I certainly don’t feel that women are inferior to men, and have never written anything that would suggest that I did. In fact, I was raised in a family of remarkably strong, capable women, so would argue that my attitude towards women is the complete opposite.
Many of the other male bloggers who’ve similarly been accused of misogyny would probably feel they, too, were being slandered by this accusation.
You see, merely challenging dogmatic feminist theory, as I did in my article, does not make me a misogynist. Perhaps if you want a real example of misogyny, you should look to people who actually use sexist and derogatory terms to slander women — like those who accuse Sarah Palin of being nothing but an “idiotic cunt.”
The problem is: how many are amongst the crowd who accuse me of the same thing (Can Feminists Ditch the Misogyny?)?
There are other very serious, very offensive accusations that are thrown about just as casually. I was recently accused of anti-Semitism for my article Bad Science Doesn’t Justify Male Circumcision, merely because I was opposed to the practice of infant circumcision (not that I ever even mentioned the religious justification for circumcision – merely questioned the scientific one).
Sadly, it’s not even the first time — some wag made similar Nazi comparisons when discussing my article Birth Certificates and Transgender.
Now, I’m not writing this because I’m a wounded little soldier, offended by these mean accusations (or “butthurt”, as one critic once accused me of acting, which was funny since we’d been talking about rape, of all topics, and butthurt is a disrespectful reference to anal rape). I’m writing this because the casual way we embrace hyperbole and throw around these serious, meaningful accusations in a non-meaningful way makes us all look like idiots.
This casual name-calling is one of the chief reasons why the sex positive community continues to have difficulty engaging constructively with a more mainstream audience.
Just because these people don’t always concur completely with what’s considered the ‘right’ opinion on controversial topics doesn’t always mean they’re wrong — or, at least, completely wrong. It does not justify them being lumped in with the religious conservatives, right-wing pundits and dangerous social engineers who comprise the true sexists, bigots and women-haters of America.
There’s a spectrum of sexual positivity in this country and it extends far more liberally than just beyond what you think is right and wrong. Having an opinion that doesn’t match yours does not automatically qualify someone as a hater of all women or Jews or transgendered people (or which ever group is under discussion).
The ease and enthusiasm some members of the sex positive community have for name-calling and outrageous accusations is offensive, unwarranted and alienates the very audience to whom we are trying to reach out.
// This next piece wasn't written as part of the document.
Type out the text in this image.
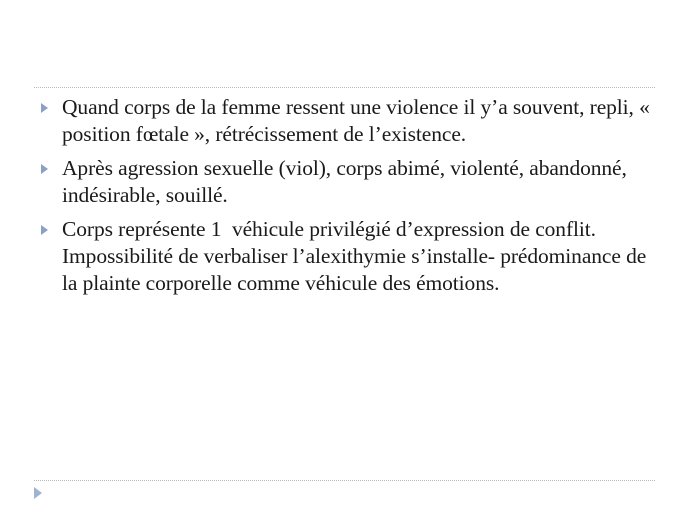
Quand corps de la femme ressent une violence il y’a souvent, repli, « position fœtale », rétrécissement de l’existence.
Après agression sexuelle (viol), corps abimé, violenté, abandonné, indésirable, souillé.
Corps représente 1  véhicule privilégié d’expression de conflit. Impossibilité de verbaliser l’alexithymie s’installe- prédominance de la plainte corporelle comme véhicule des émotions.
It also serves to dilute the power and meaning of these words when they are used for any and all statements with which you might disagree.
So the next time you read something that offends your sensibilities, think twice before you casually throw off an accusation of misogyny, racism, sexism or worse. You could end up looking more close-minded (or worse, your audience will simply tune out your heavy-handed accusations) than the author of whatever offended you in the first place.